Kita sering kali merasa bingung dan ragu ketika Tuhan seakan-akan membuat kita di pihak yang kalah. Ketika kita dijahati orang, dimusuhi orang, ditindas, direndahkan, dikhianati, difitnah, lalu Tuhan membiarkan keadaan itu dalam beberapa waktu. Kita tidak melihat cahaya pertolongan Tuhan, kita tidak melihat pintu yang terbuka dimana kita dapat meloloskan diri. Kita seakan-akan dipojokkan di satu situasi di mana kita seperti dieksekusi atau dihukum mati. Kita bingung, mengapa demikian? Pasti kita pernah mengalami ini, atau jangan-jangan sekarang sedang mengalami hal ini.
Hal seperti ini bukan hal yang luar biasa dalam kehidupan orang Kristen. Itu hal yang bisa terjadi, dan itu bagian hidup kita yang tidak terpisahkan. Tuhan Yesus mengatakan kalau kita memanggil Dia ‘Tuhan’ dan ‘Guru,’ maka kita juga mengalami apa yang Dia alami. Dan tentu kita juga harus melakukan apa yang Ia lakukan. Mungkin kita seorang pegawai yang ditindas, ditekan oleh atasan, dan diperlakukan tidak adil oleh rekan kerja. Kita mungkin seorang menantu yang ditindas, ditekan, dianiaya oleh mertua. Atau bahkan mungkin pasangan kita sendiri yang sekarang sedang melakukan penganiayaan kepadamu. Baik penganiayaan fisik, maupun verbal. Dengan ucapan-ucapan, menekan dan menyakiti hati kita.
Hal itu sangat bisa terjadi di dalam hidup kita. Jadi, jangan kita heran akan hal-hal tersebut. Mungkin kita seorang pendeta atau hamba Tuhan yang ditekan oleh pimpinan di atas. Atau kita sedang disakiti oleh anak-anak rohani atau orang-orang yang pernah kita bimbing dan pimpin. Dan keadaan itu seakan-akan dibiarkan Tuhan.

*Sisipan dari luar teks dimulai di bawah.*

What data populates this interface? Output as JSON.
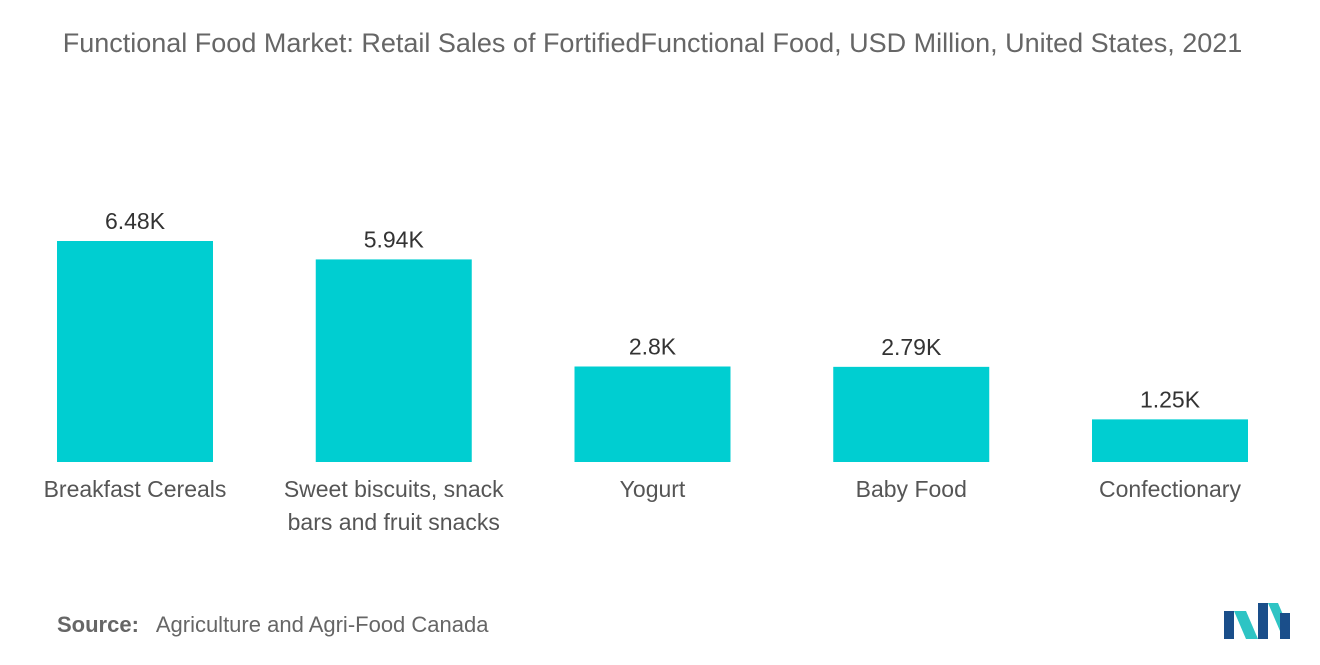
{
  "chart_data": {
    "type": "bar",
    "title": "Functional Food Market: Retail Sales of FortifiedFunctional Food, USD Million, United States, 2021",
    "categories": [
      [
        "Breakfast Cereals"
      ],
      [
        "Sweet biscuits, snack",
        "bars and fruit snacks"
      ],
      [
        "Yogurt"
      ],
      [
        "Baby Food"
      ],
      [
        "Confectionary"
      ]
    ],
    "values": [
      6480,
      5940,
      2800,
      2790,
      1250
    ],
    "value_labels": [
      "6.48K",
      "5.94K",
      "2.8K",
      "2.79K",
      "1.25K"
    ],
    "ylim": [
      0,
      6480
    ],
    "bar_color": "#00CED1",
    "grid": false,
    "legend": "none"
  },
  "source": {
    "label": "Source:",
    "text": "Agriculture and Agri-Food Canada"
  },
  "logo": {
    "icon": "mordor-intelligence-logo-icon",
    "colors": [
      "#1a4e8a",
      "#2ec4c4"
    ]
  }
}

Kita melihat kenyataan yang dihadapi oleh Tuhan Yesus. Pada waktu Ia ada di dalam penderitaan, sejak keluar dari Taman Getsemani, Ia diseret oleh pemuka-pemuka agama Yahudi dan penguasa Roma. Ia dianiaya, disiksa, direndahkan, dihina, sampai Dia disalib. Ketika di salib, Tuhan Yesus mengucapkan kalimat yang menunjukkan bahwa benar-benar Ia merasa ditinggalkan. Ia berkata kepada Bapa di surga, “Eloi, Eloi, lama sabachthani; Allah-Ku, Allah-Ku, mengapa Engkau meninggalkan Aku?”

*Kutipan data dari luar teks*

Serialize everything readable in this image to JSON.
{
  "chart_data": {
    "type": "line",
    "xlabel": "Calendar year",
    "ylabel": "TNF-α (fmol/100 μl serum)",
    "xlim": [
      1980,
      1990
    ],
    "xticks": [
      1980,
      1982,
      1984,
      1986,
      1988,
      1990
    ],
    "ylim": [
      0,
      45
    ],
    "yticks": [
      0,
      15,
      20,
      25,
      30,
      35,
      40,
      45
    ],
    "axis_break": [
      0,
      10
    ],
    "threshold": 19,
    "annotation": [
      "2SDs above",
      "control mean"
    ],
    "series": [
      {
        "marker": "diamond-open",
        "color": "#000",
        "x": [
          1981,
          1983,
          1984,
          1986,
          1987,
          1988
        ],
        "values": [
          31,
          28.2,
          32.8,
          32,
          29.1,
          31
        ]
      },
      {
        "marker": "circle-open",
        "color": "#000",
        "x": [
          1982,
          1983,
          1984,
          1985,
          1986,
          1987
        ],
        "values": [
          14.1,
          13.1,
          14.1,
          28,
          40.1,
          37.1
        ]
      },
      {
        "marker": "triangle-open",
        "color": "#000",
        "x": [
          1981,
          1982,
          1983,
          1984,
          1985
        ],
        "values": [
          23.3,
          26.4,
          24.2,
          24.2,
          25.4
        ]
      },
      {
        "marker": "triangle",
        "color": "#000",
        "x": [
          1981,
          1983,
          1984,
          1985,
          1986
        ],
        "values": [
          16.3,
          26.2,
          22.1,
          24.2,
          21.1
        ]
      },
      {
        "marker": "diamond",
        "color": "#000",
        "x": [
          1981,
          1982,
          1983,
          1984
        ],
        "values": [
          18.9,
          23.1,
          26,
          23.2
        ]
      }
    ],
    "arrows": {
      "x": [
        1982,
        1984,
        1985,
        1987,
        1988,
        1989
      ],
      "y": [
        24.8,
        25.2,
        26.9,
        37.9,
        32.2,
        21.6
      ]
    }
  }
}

Jika kita dalam keadaan seperti ini, satu kalimat yang harus kita dengar dari Tuhan: jangan mencurigai Allah. Tuhan seakan-akan berkata, “Jangan mencurigai Aku. Tetaplah percaya.” Justru situasi-situasi semacam itulah sebagai ujian apakah kita memercayai Dia, sebab kalau keadaan serba enak, menyenangkan, tidak ada situasi-situasi seperti itu, iman kita tidak teruji. Iman kita tidak menjadi berkualitas. Tetapi ketika kita di dalam situasi yang terpuruk, tertindas, dan seakan-akan Tuhan tidak di pihak kita, kita tetap memercayai Allah, kita tidak menaruh curiga kepada Allah, di situlah iman kita murni. Kepercayaan kita kepada Tuhan itu tulus, dan itu sikap memuja Allah. Memuja yang berkualitas, mengasihi yang berkualitas.
Dan kalau kita tetap hidup dalam kesucian, dalam kekudusan, dan ketaatan, itu ketaatan yang unconditional; ketaatan yang tidak bersyarat. Orang-orang Kristen seperti ini atau orang-orang percaya seperti ini adalah orang-orang percaya yang benar-benar pantas menjadi kekasih Tuhan. Bersyukur kalau kita dibawa ke dalam situasi seperti itu. Berarti kita istimewa di mata Allah, karena kita teruji dan mau ditingkatkan kualitas imannya.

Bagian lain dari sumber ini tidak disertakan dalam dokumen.